November 20 is Latina Equal Pay Day, the day that marks how long into 2019 a Latina would have to work in order to be paid the same wages her white male counterpart was paid last year. That’s nearly 11 months longer, meaning that Latina workers had to work all of 2018 and then this far—to November 20!—into 2019 to get paid the same as white non-Hispanic men did in 2018. Put another way, a Latina would have to be in the workforce for 57 years to earn what a non-Hispanic white man would earn after 30 years in the workforce. Unfortunately, Hispanic women are subject to a double pay gap—an ethnic pay gap and a gender pay gap. And, this pay gap widened over previous year when it “only” took until November 1 for Hispanic women catch up to non-Hispanic men.

The date November 20 is based on the finding that Hispanic women workers are paid 53 cents on the white non-Hispanic male dollar, using the 2017 March Current Population Survey for median annual earnings for full-time, year-round workers. We get similar results when we look at average hourly wages for all workers (not just full-time workers) using the monthly Current Population Survey Outgoing Rotation Group for 2018—which show Hispanic women workers being paid 56 cents on the white male dollar.

This gap narrows—but not dramatically—when we control for education, years of experience, and location by regression-adjusting the differences between workers. Using this method, we find that, on average, Latina workers are paid only 66 cents on the dollar relative to white non-Hispanic men.

The wage gap between Latina workers and white non-Hispanic male workers persists across the wage distribution, within occupations, and among those with the same amount of education. Figure A shows average wages for Hispanic women and white non-Hispanic men at different levels of educational attainment. At every level of education, white non-Hispanic men are paid more than Hispanic women. What’s also clear from the data is that further education does not close their sizable wage gaps with white non-Hispanic men. As Hispanic women increase their educational attainment, their pay gap with white men generally increases. The largest dollar gap (more than $18 an hour), occurs for workers with more than a college degree. Even Hispanic women with an advanced degree earn less than white men who only have a bachelor’s degree. That statistic bears repeating: white non-Hispanic men with only a college degree are paid, on average, $6.81 more than Latinas with an advanced degree!

Figure A

Much of these differences are grounded in the presence of occupational segregation. Latina workers are far more likely to be found in certain low-wage professions than white men are (and less common in high-wage professions). But, even in professions with more Latina workers, they still are paid less on average than their white male colleagues. Figure B shows the average wages of Hispanic women and white non-Hispanic men in the 10 most common occupations for Latinas. In every one of them, white men, on average, are paid more than their Latina counterparts.

Figure B

Figure B

Since Hispanic women continue to be over-represented in low-wage jobs, policies that lift wages at the bottom will have a significant impact on their wages. An increase of the federal minimum wage to $15 by 2025 would affect nearly one in three Latina workers.

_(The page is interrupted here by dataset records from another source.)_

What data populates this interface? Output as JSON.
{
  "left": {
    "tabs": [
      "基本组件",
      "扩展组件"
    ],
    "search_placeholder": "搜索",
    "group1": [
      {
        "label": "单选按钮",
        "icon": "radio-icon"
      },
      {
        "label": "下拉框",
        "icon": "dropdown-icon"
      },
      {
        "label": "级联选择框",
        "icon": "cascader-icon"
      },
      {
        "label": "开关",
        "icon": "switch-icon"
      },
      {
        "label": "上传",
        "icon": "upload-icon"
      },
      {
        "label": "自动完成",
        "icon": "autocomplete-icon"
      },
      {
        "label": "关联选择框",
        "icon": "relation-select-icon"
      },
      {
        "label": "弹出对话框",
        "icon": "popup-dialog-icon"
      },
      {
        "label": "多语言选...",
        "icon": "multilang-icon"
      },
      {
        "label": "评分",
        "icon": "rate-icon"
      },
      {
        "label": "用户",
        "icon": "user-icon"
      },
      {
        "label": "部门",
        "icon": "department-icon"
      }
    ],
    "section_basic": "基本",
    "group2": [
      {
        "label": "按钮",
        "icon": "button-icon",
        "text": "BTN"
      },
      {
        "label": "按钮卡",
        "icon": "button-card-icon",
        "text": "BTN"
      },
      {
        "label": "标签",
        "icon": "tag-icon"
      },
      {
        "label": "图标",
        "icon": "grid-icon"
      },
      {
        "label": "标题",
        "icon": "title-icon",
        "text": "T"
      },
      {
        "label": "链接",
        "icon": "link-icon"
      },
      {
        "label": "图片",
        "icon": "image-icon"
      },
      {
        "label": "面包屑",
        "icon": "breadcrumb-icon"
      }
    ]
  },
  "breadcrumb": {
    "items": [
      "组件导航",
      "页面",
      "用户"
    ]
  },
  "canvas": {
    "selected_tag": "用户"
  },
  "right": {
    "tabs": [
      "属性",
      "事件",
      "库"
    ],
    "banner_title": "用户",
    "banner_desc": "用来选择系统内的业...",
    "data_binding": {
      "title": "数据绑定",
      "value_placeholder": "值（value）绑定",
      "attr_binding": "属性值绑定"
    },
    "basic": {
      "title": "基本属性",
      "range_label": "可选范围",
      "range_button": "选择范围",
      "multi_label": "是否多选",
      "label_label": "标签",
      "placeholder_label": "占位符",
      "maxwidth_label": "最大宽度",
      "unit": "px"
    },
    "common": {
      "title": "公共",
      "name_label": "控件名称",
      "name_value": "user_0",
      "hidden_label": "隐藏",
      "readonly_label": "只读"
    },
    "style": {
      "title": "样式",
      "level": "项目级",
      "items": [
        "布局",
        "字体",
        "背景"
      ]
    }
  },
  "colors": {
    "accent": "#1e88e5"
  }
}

While some (incorrectly) argue that Latinas are choosing lower-paid professions, further education isn’t a panacea, as shown in Figure A. Regardless of their level of educational attainment or their occupation, Latinas are paid less than their white male counterparts. Additional EPI research on the Hispanic-white wage gap includes analysis of immigrant status and country of origin. Looking at only full-time workers in a regression framework, Marie T. Mora and Alberto Dávila find that Latina workers are paid 67 percent on the white non-Hispanic male dollar (a 33 percent pay penalty). Accounting for immigrant status, the pay penalty improves slightly to 30 percent and is wider among first generation immigrants (39 percent) than second (29 percent) or third or higher generation (31 percent).

No matter how you slice the data, it is clear that there is a lot of work to be done to improve the standard of living for Latinas and their families. More educational attainment and access to better quality education would certainly help to improve the Latinas’ chances to move up the job ladder and get better paid jobs. However, this is not the whole story, since even after controlling for education, the wage gap remains very large. Offering and facilitating access to occupations that are higher paid will also move Latinas up the occupational ladder. Here too, however, we find that even within the same occupations, Latinas fare worse. Lastly, it is important to strengthen workplace protections, like equal pay for equal work provisions, so that those women who do have the same education, the same occupation and are equally qualified in the workplace are not paid less or driven away from moving up to these higher paid positions.